If the 2012R2 host is able to see (or be seen by) the Internet, can you check its IP address settings and see how they look?
Any which way, the Firewall has to be configured with two interfaces and the internet-facing interface needs to have a default gateway address configured which is part of the same subnet range as the IP address assigned to the internet-facing interface.
Maybe the hosting service has a clever way of routing traffic to/from the cloud host, without that cloud host having a configured default gateway. You can obviously configure a single-interface Windows or Unix/Linux host without specifying a default gateway address and it will be assumed by the host that there will be no need to communicate beyond its own subnet.

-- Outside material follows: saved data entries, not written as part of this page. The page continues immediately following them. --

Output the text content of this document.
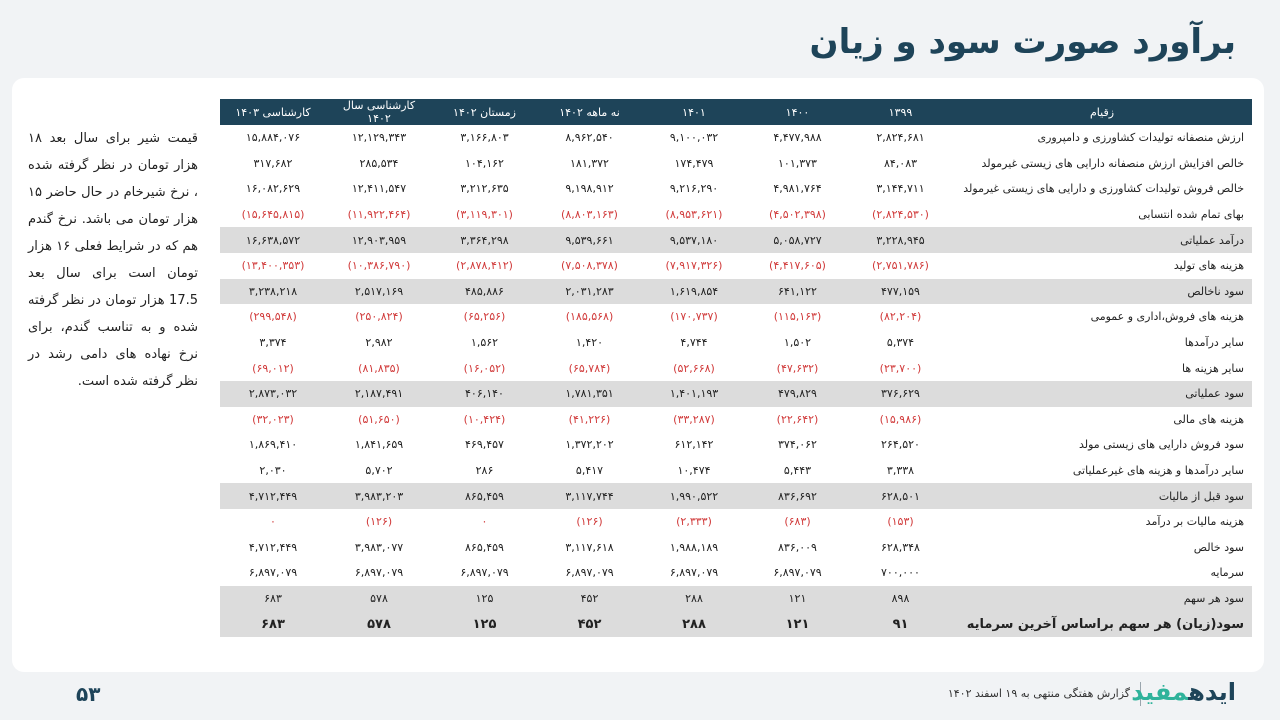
برآورد صورت سود و زیان
قیمت شیر برای سال بعد ۱۸ هزار تومان در نظر گرفته شده ، نرخ شیرخام در حال حاضر ۱۵ هزار تومان می باشد. نرخ گندم هم که در شرایط فعلی ۱۶ هزار تومان است برای سال بعد 17.5 هزار تومان در نظر گرفته شده و به تناسب گندم، برای نرخ نهاده های دامی رشد در نظر گرفته شده است.
زقیام	۱۳۹۹	۱۴۰۰	۱۴۰۱	نه ماهه ۱۴۰۲	زمستان ۱۴۰۲	کارشناسی سال ۱۴۰۲	کارشناسی ۱۴۰۳
ارزش منصفانه تولیدات کشاورزی و دامپروری	۲,۸۲۴,۶۸۱	۴,۴۷۷,۹۸۸	۹,۱۰۰,۰۳۲	۸,۹۶۲,۵۴۰	۳,۱۶۶,۸۰۳	۱۲,۱۲۹,۳۴۳	۱۵,۸۸۴,۰۷۶
خالص افزایش ارزش منصفانه دارایی های زیستی غیرمولد	۸۴,۰۸۳	۱۰۱,۳۷۳	۱۷۴,۴۷۹	۱۸۱,۳۷۲	۱۰۴,۱۶۲	۲۸۵,۵۳۴	۳۱۷,۶۸۲
خالص فروش تولیدات کشاورزی و دارایی های زیستی غیرمولد	۳,۱۴۴,۷۱۱	۴,۹۸۱,۷۶۴	۹,۲۱۶,۲۹۰	۹,۱۹۸,۹۱۲	۳,۲۱۲,۶۳۵	۱۲,۴۱۱,۵۴۷	۱۶,۰۸۲,۶۲۹
بهای تمام شده انتسابی	(۲,۸۲۴,۵۳۰)	(۴,۵۰۲,۳۹۸)	(۸,۹۵۳,۶۲۱)	(۸,۸۰۳,۱۶۳)	(۳,۱۱۹,۳۰۱)	(۱۱,۹۲۲,۴۶۴)	(۱۵,۶۴۵,۸۱۵)
درآمد عملیاتی	۳,۲۲۸,۹۴۵	۵,۰۵۸,۷۲۷	۹,۵۳۷,۱۸۰	۹,۵۳۹,۶۶۱	۳,۳۶۴,۲۹۸	۱۲,۹۰۳,۹۵۹	۱۶,۶۳۸,۵۷۲
هزینه های تولید	(۲,۷۵۱,۷۸۶)	(۴,۴۱۷,۶۰۵)	(۷,۹۱۷,۳۲۶)	(۷,۵۰۸,۳۷۸)	(۲,۸۷۸,۴۱۲)	(۱۰,۳۸۶,۷۹۰)	(۱۳,۴۰۰,۳۵۳)
سود ناخالص	۴۷۷,۱۵۹	۶۴۱,۱۲۲	۱,۶۱۹,۸۵۴	۲,۰۳۱,۲۸۳	۴۸۵,۸۸۶	۲,۵۱۷,۱۶۹	۳,۲۳۸,۲۱۸
هزینه های فروش،اداری و عمومی	(۸۲,۲۰۴)	(۱۱۵,۱۶۳)	(۱۷۰,۷۳۷)	(۱۸۵,۵۶۸)	(۶۵,۲۵۶)	(۲۵۰,۸۲۴)	(۲۹۹,۵۴۸)
سایر درآمدها	۵,۳۷۴	۱,۵۰۲	۴,۷۴۴	۱,۴۲۰	۱,۵۶۲	۲,۹۸۲	۳,۳۷۴
سایر هزینه ها	(۲۳,۷۰۰)	(۴۷,۶۳۲)	(۵۲,۶۶۸)	(۶۵,۷۸۴)	(۱۶,۰۵۲)	(۸۱,۸۳۵)	(۶۹,۰۱۲)
سود عملیاتی	۳۷۶,۶۲۹	۴۷۹,۸۲۹	۱,۴۰۱,۱۹۳	۱,۷۸۱,۳۵۱	۴۰۶,۱۴۰	۲,۱۸۷,۴۹۱	۲,۸۷۳,۰۳۲
هزینه های مالی	(۱۵,۹۸۶)	(۲۲,۶۴۲)	(۳۳,۲۸۷)	(۴۱,۲۲۶)	(۱۰,۴۲۴)	(۵۱,۶۵۰)	(۳۲,۰۲۳)
سود فروش دارایی های زیستی مولد	۲۶۴,۵۲۰	۳۷۴,۰۶۲	۶۱۲,۱۴۲	۱,۳۷۲,۲۰۲	۴۶۹,۴۵۷	۱,۸۴۱,۶۵۹	۱,۸۶۹,۴۱۰
سایر درآمدها و هزینه های غیرعملیاتی	۳,۳۳۸	۵,۴۴۳	۱۰,۴۷۴	۵,۴۱۷	۲۸۶	۵,۷۰۲	۲,۰۳۰
سود قبل از مالیات	۶۲۸,۵۰۱	۸۳۶,۶۹۲	۱,۹۹۰,۵۲۲	۳,۱۱۷,۷۴۴	۸۶۵,۴۵۹	۳,۹۸۳,۲۰۳	۴,۷۱۲,۴۴۹
هزینه مالیات بر درآمد	(۱۵۳)	(۶۸۳)	(۲,۳۳۳)	(۱۲۶)	۰	(۱۲۶)	۰
سود خالص	۶۲۸,۳۴۸	۸۳۶,۰۰۹	۱,۹۸۸,۱۸۹	۳,۱۱۷,۶۱۸	۸۶۵,۴۵۹	۳,۹۸۳,۰۷۷	۴,۷۱۲,۴۴۹
سرمایه	۷۰۰,۰۰۰	۶,۸۹۷,۰۷۹	۶,۸۹۷,۰۷۹	۶,۸۹۷,۰۷۹	۶,۸۹۷,۰۷۹	۶,۸۹۷,۰۷۹	۶,۸۹۷,۰۷۹
سود هر سهم	۸۹۸	۱۲۱	۲۸۸	۴۵۲	۱۲۵	۵۷۸	۶۸۳
سود(زیان) هر سهم براساس آخرین سرمایه	۹۱	۱۲۱	۲۸۸	۴۵۲	۱۲۵	۵۷۸	۶۸۳
۵۳	گزارش هفتگی منتهی به ۱۹ اسفند ۱۴۰۲	ایدهمفید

Phil, thanks for the response. The 2k12 server is configured with the gateway not in the range of the local subnet. i can just force it by acknowledging the logic error. I can't figure how to make the FWE do the same thing... Yet
I don't necessarily want this statement to come across as the absolute word (there may be others with better educated opinions), but I suspect the reason why you can effectively override the gateway setting under Windows (or you can leave it completely blank, if you wish) is because its primary role isn't to route traffic.
Given the Firewall needs to have a minimum of two configured interfaces, and one of those provides the route to the "outside world" (even if it isn't actually connected to an Internet circuit), the presence of a default gateway and the fact that the value has to be valid is key to its operation.

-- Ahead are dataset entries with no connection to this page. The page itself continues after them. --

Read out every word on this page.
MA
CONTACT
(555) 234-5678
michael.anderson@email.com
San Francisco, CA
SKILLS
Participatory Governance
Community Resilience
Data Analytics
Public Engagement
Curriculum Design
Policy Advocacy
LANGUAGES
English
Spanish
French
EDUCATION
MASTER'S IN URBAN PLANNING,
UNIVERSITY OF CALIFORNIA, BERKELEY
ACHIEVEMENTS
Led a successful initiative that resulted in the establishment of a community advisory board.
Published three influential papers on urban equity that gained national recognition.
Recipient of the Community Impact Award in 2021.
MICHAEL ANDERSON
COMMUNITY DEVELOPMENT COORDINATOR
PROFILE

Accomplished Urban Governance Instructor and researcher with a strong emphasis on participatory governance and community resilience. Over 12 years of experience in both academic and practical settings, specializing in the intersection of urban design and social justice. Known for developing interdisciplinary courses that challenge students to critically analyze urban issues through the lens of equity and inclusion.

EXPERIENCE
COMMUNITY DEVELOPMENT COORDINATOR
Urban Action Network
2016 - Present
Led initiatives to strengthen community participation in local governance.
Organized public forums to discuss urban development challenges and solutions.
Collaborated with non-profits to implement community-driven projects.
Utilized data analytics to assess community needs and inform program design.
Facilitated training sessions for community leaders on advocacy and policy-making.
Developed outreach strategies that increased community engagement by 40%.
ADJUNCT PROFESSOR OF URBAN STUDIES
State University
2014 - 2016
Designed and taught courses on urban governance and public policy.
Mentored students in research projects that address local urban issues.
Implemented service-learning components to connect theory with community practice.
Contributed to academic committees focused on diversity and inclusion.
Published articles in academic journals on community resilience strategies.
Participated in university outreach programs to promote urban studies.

I haven't worked exclusively with MFE over the years, so I know this basic premise is the same for all the other Firewalls I've come into contact with. Without a valid default gateway it potentially can't do its job, so I'm assuming that McAfee have insisted on verifying this value at installation to minimize the chances of an Admin being left tearing his/her hair out when it doesn't pass any traffic.

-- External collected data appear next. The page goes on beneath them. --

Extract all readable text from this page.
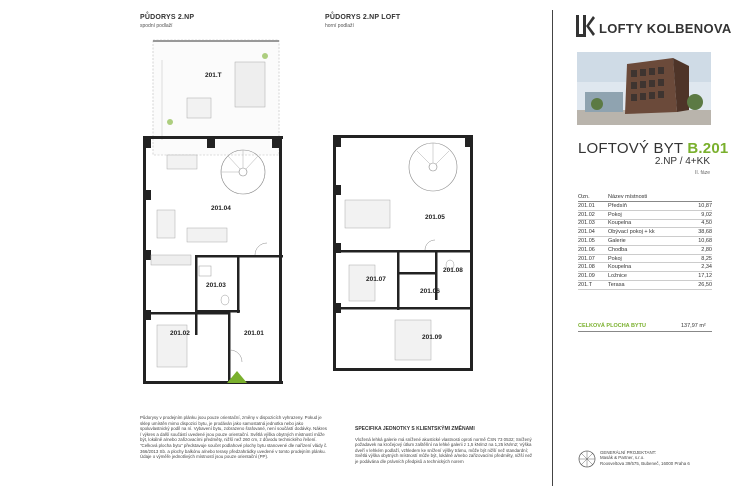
PŮDORYS 2.NP
spodní podlaží
201.T
201.04
201.03
201.02	201.01
PŮDORYS 2.NP LOFT
horní podlaží
201.05
201.07
201.08
201.06
201.09
Půdorysy v prodejním plánku jsou pouze orientační, změny v dispozicích vyhrazeny. Pokud je sklep umístěn mimo dispozici bytu, je prodáván jako samostatná jednotka nebo jako spoluvlastnický podíl na ní. Vybavení bytu, zobrazeno šrafované, není součástí dodávky. Nákres / výkres a další součástí uvedené jsou pouze orientační. Světlá výška obytných místností může být, lokálně a/nebo zařizovacími předměty, nižší než 260 cm, z důvodu technického řešení. "Celková plocha bytu" představuje součet podlahové plochy bytu stanovené dle nařízení vlády č. 366/2013 Sb. a plochy balkónu a/nebo terasy předzahrádky uvedené v tomto prodejním plánku. Údaje o výměře jednotlivých místností jsou pouze orientační (PP).
SPECIFIKA JEDNOTKY S KLIENTSKÝMI ZMĚNAMI
Vložená lehká galerie má snížené akustické vlastnosti oproti normě ČSN 73 0532; Snížený požadavek na kročejový útlum zaštěňní na lehké galerii z 1,5 kN/m2 na 1,25 kN/m2; Výška dveří v lehkém podlaží, vzhledem ke snížení výšky trámu, může být nižší než standardní; Světlá výška obytných místností může být, lokálně a/nebo zařizovacími předměty, nižší než je podávána dle právních předpisů a technických norem
LOFTY KOLBENOVA
LOFTOVÝ BYT B.201
2.NP / 4+KK
II. fáze
Ozn.	Název místnosti	
201.01	Předsíň	10,87
201.02	Pokoj	9,02
201.03	Koupelna	4,50
201.04	Obývací pokoj + kk	38,68
201.05	Galerie	10,68
201.06	Chodba	2,80
201.07	Pokoj	8,25
201.08	Koupelna	2,34
201.09	Ložnice	17,12
201.T	Terasa	26,50
CELKOVÁ PLOCHA BYTU	137,97 m²
GENERÁLNÍ PROJEKTANT:
Masák & Partner, s.r.o.
Roosveltova 39/575, Bubeneč, 16000 Praha 6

I can only suggest that you discuss this with the people providing this cloud service. It almost seems that they aren't expecting customers to install dedicated Firewall solutions - which would then allow you to use NAT and host a number of virtual machines on the trusted side.
Can the service provider deliver this IP address using DHCP? If so, then configure the external interface of the Firewall accordingly and trust that they deliver the IP address you have been told.
Bottom line, your MFE installation needs to have a default gateway configured and it needs to sit in the same subnet as the assigned IP address.
Support helped me with the issue. They suggested that I add an alias to the interface with an ip address that matched the network with a /30 to keep the subnet small. Now things work.
Thanks for the input, the DHCP idea was clever, but I couldn't get a dhcp server to issue an address with a mask of 255.255.255.255.